For the first point regarding the law governing the national industry, five
years have actually passed so far without politicians being able to work out a deal compromising between the three drafts being circulated: the first being an initial draft concluded between the central government in Baghdad and the Kurdish regional government seated in Irbil; another draft was put out by the council of ministers, but was not recognized by the Kurdish ministers in the same council, and the third draft was put out by the energy committee in the parliament.

The sticking problem was and continues to be the deliberate ambiguity in the constitution regarding the way natural resources should be governed.

The constitution drafted under the auspices of the Americans after toppling of former President Saddam Hussein gives the region the upper hand in controlling and managing their natural resources, including oil.

Baghdad had a different interpretation that managing the hydrocarbon resources is the prerogative of the central government since that resource belongs to all Iraqis and should be utilized for the benefit of all.
It was not just a constitutional or legal debate.

It went into practicalities after Irbil started to sign agreements with some foreign companies.

Baghdad was so alarmed that it threatened any foreign company signing with Kurdistan to be put in a black list and barring it from operating in other parts of the country.

That did not deter both Irbil and some foreign companies from going ahead with their plans.

A group of some 80 top Iraqi oil professionals criticized the move citing serious concerns on the future impact of such development on the national industry.

One of the points they mentioned was that such deals were based on the Exploration, Production Sharing Agreements (EPSA) where companies should take the risk to invest and look for oil, while those deals signed by Kurdistan cover concessions with known oil reserves, which removes the risk factor and give undue revenues to these foreign companies.

However, even if a new law is passed it will raise the question of how to deal with some 18 deals already signed by Baghdad and another 50 by Irbil with foreign firms.

The big shift took place more than two years ago, when ExxonMobil, the world largest listed company signed an agreement with Kurdistan, a move that led Prime Minister Nuri Al-Maliki to protest to his US counterpart President Barak Obama.

Other majors followed the Exxon move, which strengthened Irbil's hand.
The dispute concerning the oil law reflects in effect a deeper concern, whether to allow Kurdistan to go its way and develop the self"government it enjoys now into self-determination that will lead eventually to the creation of a Kurdish state.

The relative security and political stability that Kurdistan enjoyed compared to the rest of Iraq gave it an edge.

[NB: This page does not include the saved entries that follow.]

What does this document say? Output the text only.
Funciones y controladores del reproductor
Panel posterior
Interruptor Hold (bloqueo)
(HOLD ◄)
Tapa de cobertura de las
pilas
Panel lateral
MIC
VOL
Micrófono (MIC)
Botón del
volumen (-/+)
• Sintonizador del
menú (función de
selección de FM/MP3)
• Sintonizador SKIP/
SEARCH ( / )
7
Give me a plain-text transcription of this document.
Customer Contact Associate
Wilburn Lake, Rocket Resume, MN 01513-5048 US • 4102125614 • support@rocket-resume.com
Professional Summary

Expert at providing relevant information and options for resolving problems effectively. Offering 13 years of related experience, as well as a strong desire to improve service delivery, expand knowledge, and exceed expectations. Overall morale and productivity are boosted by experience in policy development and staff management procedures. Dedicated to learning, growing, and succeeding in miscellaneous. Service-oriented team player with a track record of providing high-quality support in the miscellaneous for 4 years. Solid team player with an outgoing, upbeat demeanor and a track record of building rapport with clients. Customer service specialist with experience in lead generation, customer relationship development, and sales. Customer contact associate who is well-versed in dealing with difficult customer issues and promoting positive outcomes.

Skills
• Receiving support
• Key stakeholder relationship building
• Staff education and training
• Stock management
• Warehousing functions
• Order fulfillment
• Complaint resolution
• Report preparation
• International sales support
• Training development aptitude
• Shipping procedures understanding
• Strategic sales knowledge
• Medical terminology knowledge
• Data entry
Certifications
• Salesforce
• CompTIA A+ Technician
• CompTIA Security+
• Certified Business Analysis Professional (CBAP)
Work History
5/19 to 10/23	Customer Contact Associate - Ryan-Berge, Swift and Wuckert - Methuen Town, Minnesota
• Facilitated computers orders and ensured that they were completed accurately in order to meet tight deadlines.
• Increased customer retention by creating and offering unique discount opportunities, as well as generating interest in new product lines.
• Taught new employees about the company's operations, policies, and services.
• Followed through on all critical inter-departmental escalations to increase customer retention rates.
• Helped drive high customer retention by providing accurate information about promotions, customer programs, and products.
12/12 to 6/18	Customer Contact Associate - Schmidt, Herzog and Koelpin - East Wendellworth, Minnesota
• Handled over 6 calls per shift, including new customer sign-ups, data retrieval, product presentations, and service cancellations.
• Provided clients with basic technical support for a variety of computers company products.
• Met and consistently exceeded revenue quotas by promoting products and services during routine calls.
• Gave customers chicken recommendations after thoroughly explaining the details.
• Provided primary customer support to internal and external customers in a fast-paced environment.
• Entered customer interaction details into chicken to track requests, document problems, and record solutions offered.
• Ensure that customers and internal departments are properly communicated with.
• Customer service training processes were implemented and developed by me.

Moreover, though oil reserves in Kurdistan represent roughly one third of the country's 143 billion barrels only, but the deals it signed with the foreign companies gave them a return on their investments that range between 25-35 percent compared to 15-18 percent offered by the service contracts by Baghdad.

The sticking point facing Kurdish officials is that they have to rely on the export pipelines of the central government to ship their oil to world markets.

So far Irbil has managed to truck small amounts of the 200, 000 bpd it produces by land to Turkey, but it plans to raise that production volume to one million bpd in two years and eventually two million bpd by 2019, but such plans depend to a large extent in getting into a deal with Turkey to build a pipeline with one million bpd capacity some time later this year to connect with Kirkuk and eventually with Turkish port of Ceyhan.

But such a move, which will strengthen Kurdistan drive for independence may raise question marks for Ankara, who is having a Kurdish problem of its own and may not want to exacerbate it by helping in creating a Kurdish state in the neighborhood.

In the meantime, the oil market will continue its tradition of living with ambiguity.